In the middle is a group of young analysts and ‘experts’ getting swept away in the ‘new’ craze of preventing and to a lesser extent countering violent extremism (P/CVE). I refer to this wave as “The new big business” considering the amount of donor money spent addressing domestic manifestations of radicalisation into violent organisations (especially Islamic State during the peak of the era of foreign fighters) and in support of other countries experiencing the devastating consequences of terrorism – and yes, violent extremism manifests in terrorism. What is wrong with this ‘industry’? In a nutshell the following: The temptation to introduce or rather ‘sell’ programs to prevent individuals from joining terrorist organisations (despite preference to rather refer to violent extremist organisations) without understanding why people resort to these organisations in the first place. Secondly, the tendency to see social and community development programs through the PVE and CVE (to a lesser extent) lens although the majority of recipients in the first place were never at risk to be radicalized and then claiming success that cannot be empirically tested. I am not implying that these initiatives do not play a positive role within these communities, but rather that history proved over-and-over again that only a small minority of individuals join terrorist organisations and continue to execute acts of terrorism. Reaching these individuals that are truly at risk requires a very different approach than what is commonly used. For example, when individuals that had been radicalized into joining al-Shabaab in Kenya and Somalia and Islamic State in West Africa (more commonly known as Boko Haram) in Nigeria were asked if they were aware of initiatives to prevent people from joining, a minority answered in the affirmative. When those who had been aware were asked why these initiatives were not successful, it became apparent that not trusting those who led these initiatives and the fact that the organisation and their friends were more convincing introduced some new concerns associated with the PVE ‘industry’.

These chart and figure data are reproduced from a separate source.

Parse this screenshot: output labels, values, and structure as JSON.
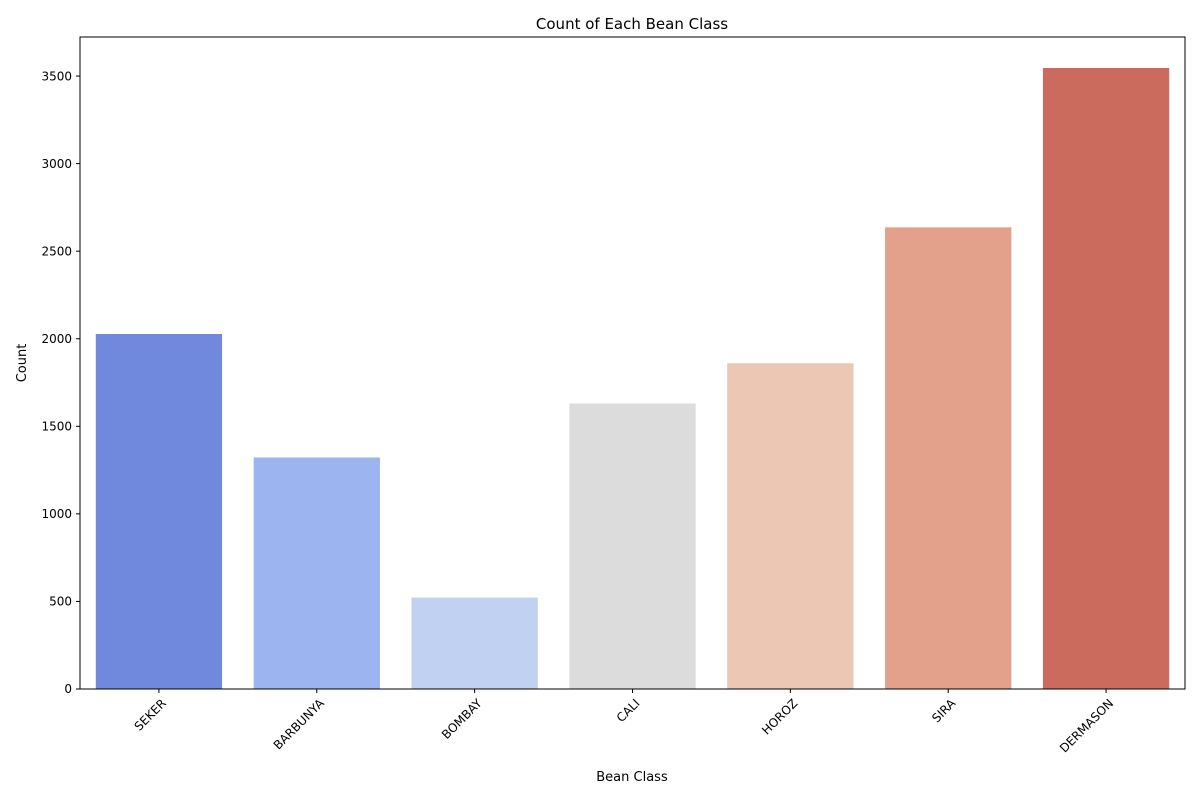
{
  "chart_data": {
    "type": "bar",
    "title": "Count of Each Bean Class",
    "xlabel": "Bean Class",
    "ylabel": "Count",
    "categories": [
      "SEKER",
      "BARBUNYA",
      "BOMBAY",
      "CALI",
      "HOROZ",
      "SIRA",
      "DERMASON"
    ],
    "values": [
      2027,
      1322,
      522,
      1630,
      1860,
      2636,
      3546
    ],
    "colors": [
      "#7089dc",
      "#9cb5f1",
      "#c0d1f1",
      "#dcdcdc",
      "#ebc7b4",
      "#e3a08a",
      "#cb6b5e"
    ],
    "ylim": [
      0,
      3723
    ],
    "yticks": [
      0,
      500,
      1000,
      1500,
      2000,
      2500,
      3000,
      3500
    ],
    "xtick_rotation": 45,
    "grid": false,
    "legend": "none"
  }
}
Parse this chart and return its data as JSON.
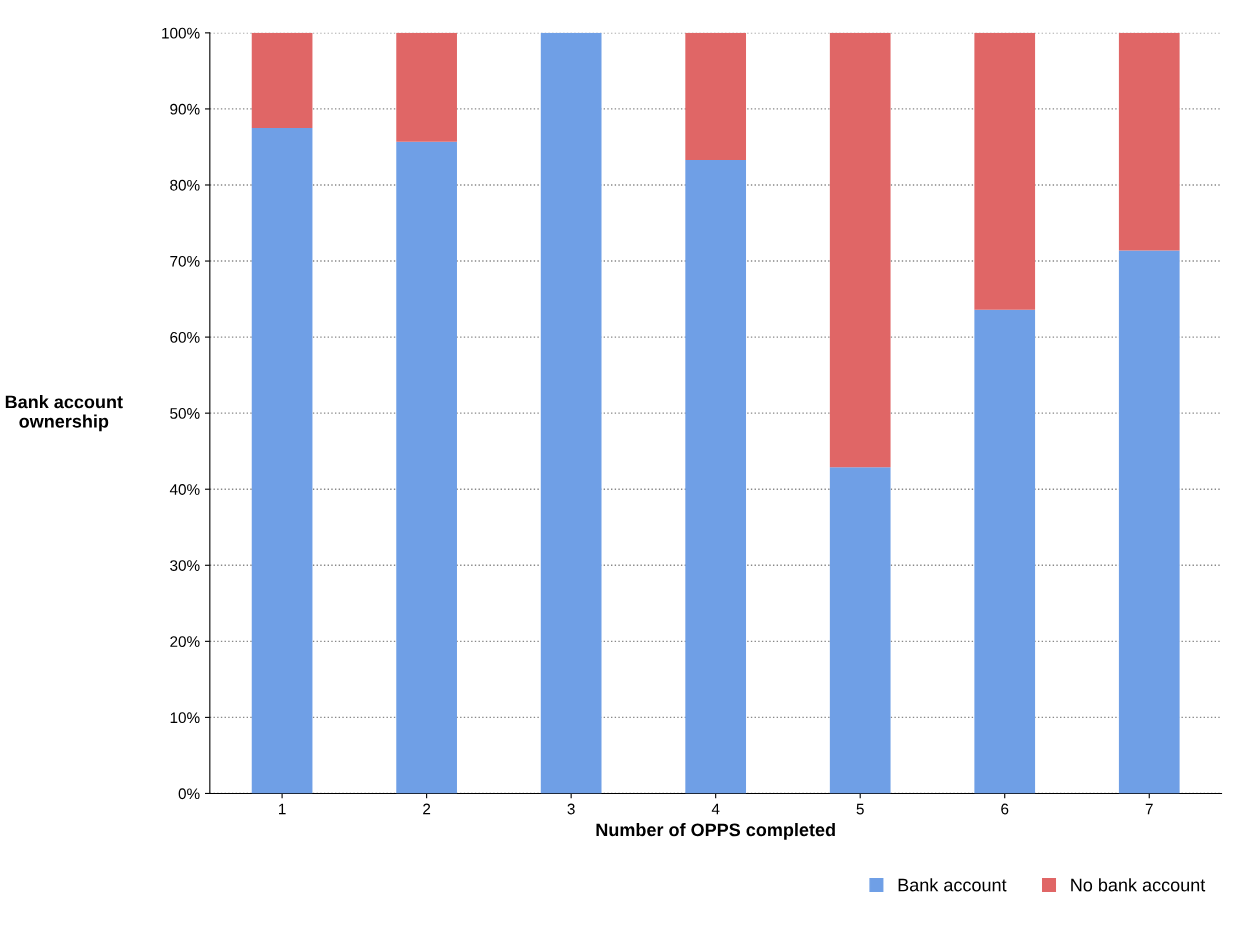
{
  "chart_data": {
    "type": "bar",
    "stacked": true,
    "xlabel": "Number of OPPS completed",
    "ylabel": "Bank account ownership",
    "categories": [
      "1",
      "2",
      "3",
      "4",
      "5",
      "6",
      "7"
    ],
    "series": [
      {
        "name": "Bank account",
        "color": "#6f9fe6",
        "values": [
          87.5,
          85.7,
          100,
          83.3,
          42.9,
          63.6,
          71.4
        ]
      },
      {
        "name": "No bank account",
        "color": "#e06666",
        "values": [
          12.5,
          14.3,
          0,
          16.7,
          57.1,
          36.4,
          28.6
        ]
      }
    ],
    "ylim": [
      0,
      100
    ],
    "yticks": [
      {
        "value": 0,
        "label": "0%"
      },
      {
        "value": 10,
        "label": "10%"
      },
      {
        "value": 20,
        "label": "20%"
      },
      {
        "value": 30,
        "label": "30%"
      },
      {
        "value": 40,
        "label": "40%"
      },
      {
        "value": 50,
        "label": "50%"
      },
      {
        "value": 60,
        "label": "60%"
      },
      {
        "value": 70,
        "label": "70%"
      },
      {
        "value": 80,
        "label": "80%"
      },
      {
        "value": 90,
        "label": "90%"
      },
      {
        "value": 100,
        "label": "100%"
      }
    ],
    "grid": "y",
    "legend": "bottom right"
  }
}
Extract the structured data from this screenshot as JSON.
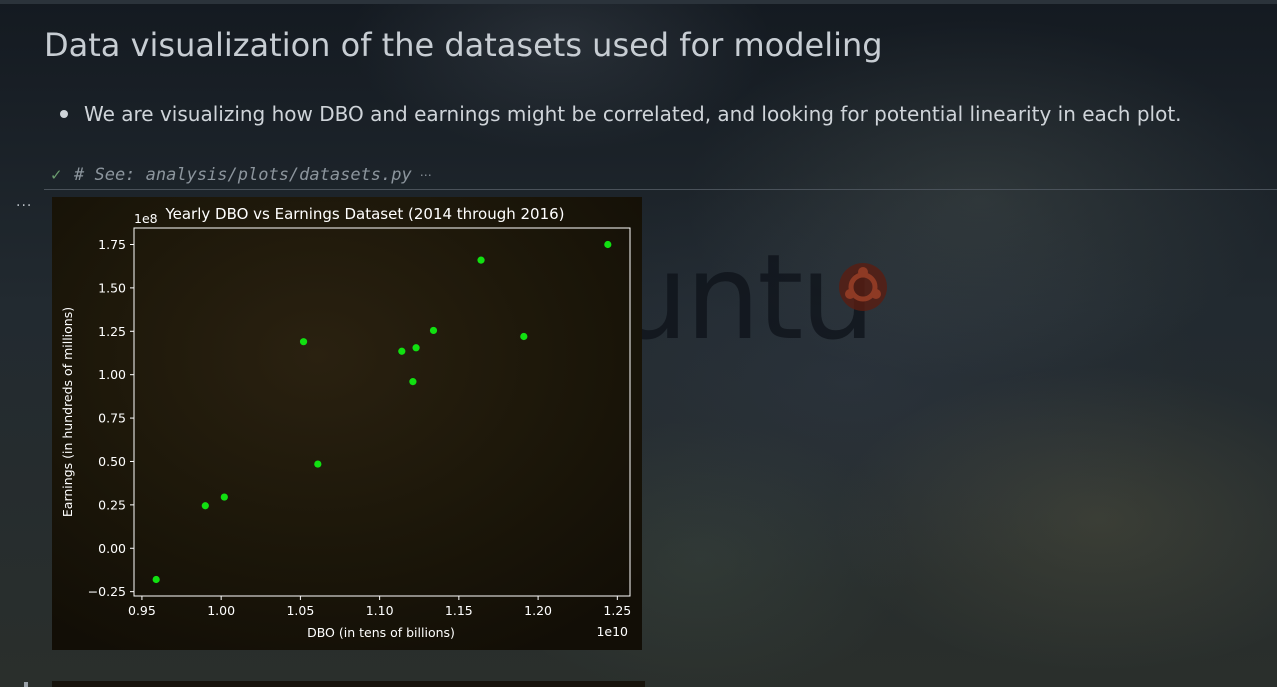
{
  "notebook": {
    "heading": "Data visualization of the datasets used for modeling",
    "bullet": "We are visualizing how DBO and earnings might be correlated, and looking for potential linearity in each plot.",
    "code_cell": {
      "status_icon": "check-icon",
      "source": "# See: analysis/plots/datasets.py",
      "collapse_indicator": "⋯"
    },
    "output_menu": "..."
  },
  "wallpaper": {
    "logo_text": "ubuntu",
    "accent_color": "#7a2b1c"
  },
  "chart_data": {
    "type": "scatter",
    "title": "Yearly DBO vs Earnings Dataset (2014 through 2016)",
    "xlabel": "DBO (in tens of billions)",
    "ylabel": "Earnings (in hundreds of millions)",
    "x_offset_label": "1e10",
    "y_offset_label": "1e8",
    "xlim": [
      0.945,
      1.258
    ],
    "ylim": [
      -0.275,
      1.845
    ],
    "xticks": [
      "0.95",
      "1.00",
      "1.05",
      "1.10",
      "1.15",
      "1.20",
      "1.25"
    ],
    "yticks": [
      "−0.25",
      "0.00",
      "0.25",
      "0.50",
      "0.75",
      "1.00",
      "1.25",
      "1.50",
      "1.75"
    ],
    "marker_color": "#11e011",
    "points": [
      {
        "x": 0.959,
        "y": -0.18
      },
      {
        "x": 0.99,
        "y": 0.245
      },
      {
        "x": 1.002,
        "y": 0.295
      },
      {
        "x": 1.052,
        "y": 1.19
      },
      {
        "x": 1.061,
        "y": 0.485
      },
      {
        "x": 1.114,
        "y": 1.135
      },
      {
        "x": 1.121,
        "y": 0.96
      },
      {
        "x": 1.123,
        "y": 1.155
      },
      {
        "x": 1.134,
        "y": 1.255
      },
      {
        "x": 1.164,
        "y": 1.66
      },
      {
        "x": 1.191,
        "y": 1.22
      },
      {
        "x": 1.244,
        "y": 1.75
      }
    ],
    "grid": false
  }
}
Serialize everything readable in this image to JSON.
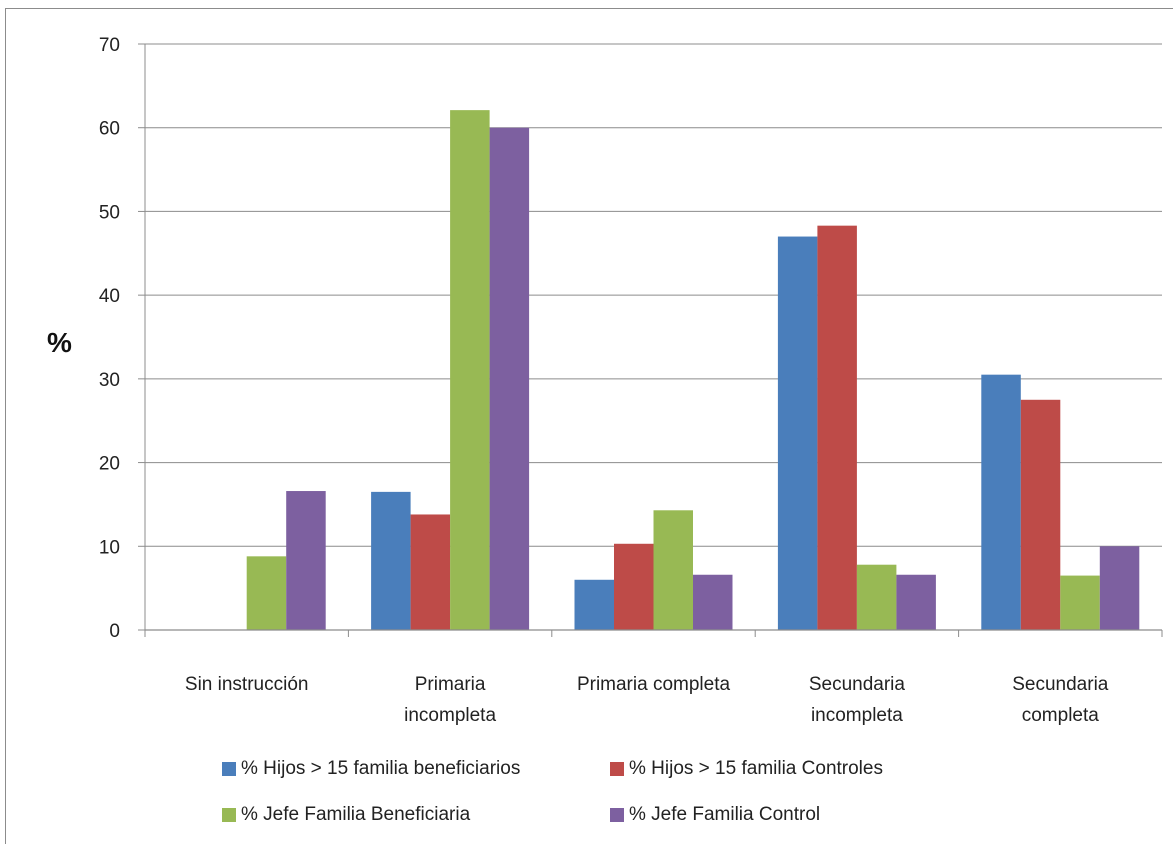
{
  "chart_data": {
    "type": "bar",
    "ylabel": "%",
    "xlabel": "",
    "title": "",
    "ylim": [
      0,
      70
    ],
    "yticks": [
      0,
      10,
      20,
      30,
      40,
      50,
      60,
      70
    ],
    "grid": true,
    "legend_position": "bottom",
    "categories": [
      [
        "Sin instrucción"
      ],
      [
        "Primaria",
        "incompleta"
      ],
      [
        "Primaria completa"
      ],
      [
        "Secundaria",
        "incompleta"
      ],
      [
        "Secundaria",
        "completa"
      ]
    ],
    "series": [
      {
        "name": "% Hijos > 15 familia beneficiarios",
        "color": "#4a7ebb",
        "values": [
          0,
          16.5,
          6,
          47,
          30.5
        ]
      },
      {
        "name": "% Hijos > 15 familia Controles",
        "color": "#be4b48",
        "values": [
          0,
          13.8,
          10.3,
          48.3,
          27.5
        ]
      },
      {
        "name": "% Jefe Familia Beneficiaria",
        "color": "#98b954",
        "values": [
          8.8,
          62.1,
          14.3,
          7.8,
          6.5
        ]
      },
      {
        "name": "% Jefe Familia Control",
        "color": "#7d60a0",
        "values": [
          16.6,
          60,
          6.6,
          6.6,
          10
        ]
      }
    ]
  }
}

Returning to the initial question: ‘Can we ever prevent terrorism’ my answer is: If we have any doubt, what are we doing and why are we doing what we’re doing? Why are we studying radicalisation and terrorism for any reason other than to identify new trends and weaknesses in an attempt to get ahead of the threat. A threat that manifests differently over continents, within continents and between countries sharing a common border in an attempt to prevent the manifestation of violent extremism in the form of acts of terrorism. Yes, we can prevent terrorism if we first understand the why, who and how on an individual level and develop counter and preventative strategies to provide answers to these questions, tailored to each organisation. Secondly, by equipping the state and its security forces to develop and implement initiatives aimed at addressing the short-term threat, while considering the medium- and long-term consequences of these short-term initiatives. Thirdly, by investing in the intelligence capabilities of the state and structures to facilitate the timely sharing of intelligence within and between countries. Lastly, and probably the most important, to appreciate and recognize history by learning from lessons in the past and those who came before us who have the experience that money cannot buy.